Она не стала смотреть фотографии в ателье, а выйдя, перешла бульвар и вошла в кафе — чтобы рассмотреть за пивом и сигаретой Там, на закрытой уже терраске, никого не было, кроме одного мужчины. Парня. С чашечкой кофе, грустно как-то помешивающего ложечкой свой кофе. И на певицу поглядывающего. Она его, конечно, тоже разглядела, может, даже еще переходя бульвар, видела, но и виду не подала. Она сидела и очень увлеченно разглядывала фотографии. На самом же деле она себя демонстрировала! Делая всевозможные гримасы — удивления, умиления, восторга, ужаса, недовольства, грусти, как перед зеркалом. И пиво пила.

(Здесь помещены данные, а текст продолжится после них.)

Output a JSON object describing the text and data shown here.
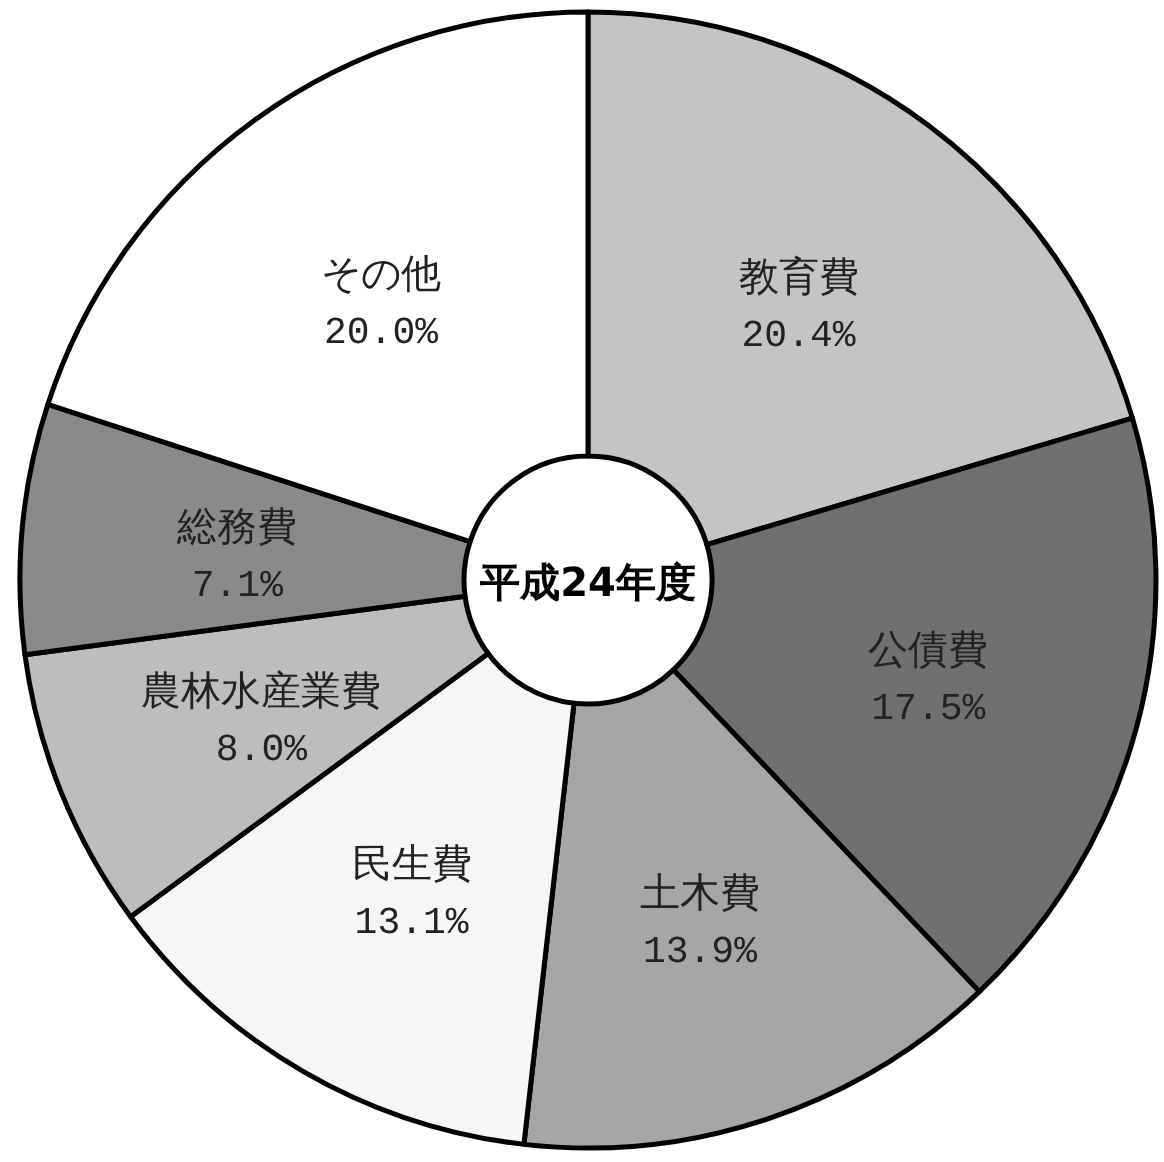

Середина восьмидесятых была отмечена невероятным количеством одиночек. Особенно это замечалось в выходные дни — когда уж если кто-то есть в жизни, обязательно с ним на вылазку в город — себя показать, на других поглазеть, сравнить. И певица часто замечала, что полно кругом одиноких юношей — таких немного отставших как бы от своего времени, потерявшихся. Не влезших еще в компьютеры, ни в minitel rose[85], ни в Naf-Naf[86]. Таких немного романтичных. Которых не было в Америке, как радостно замечал и писатель.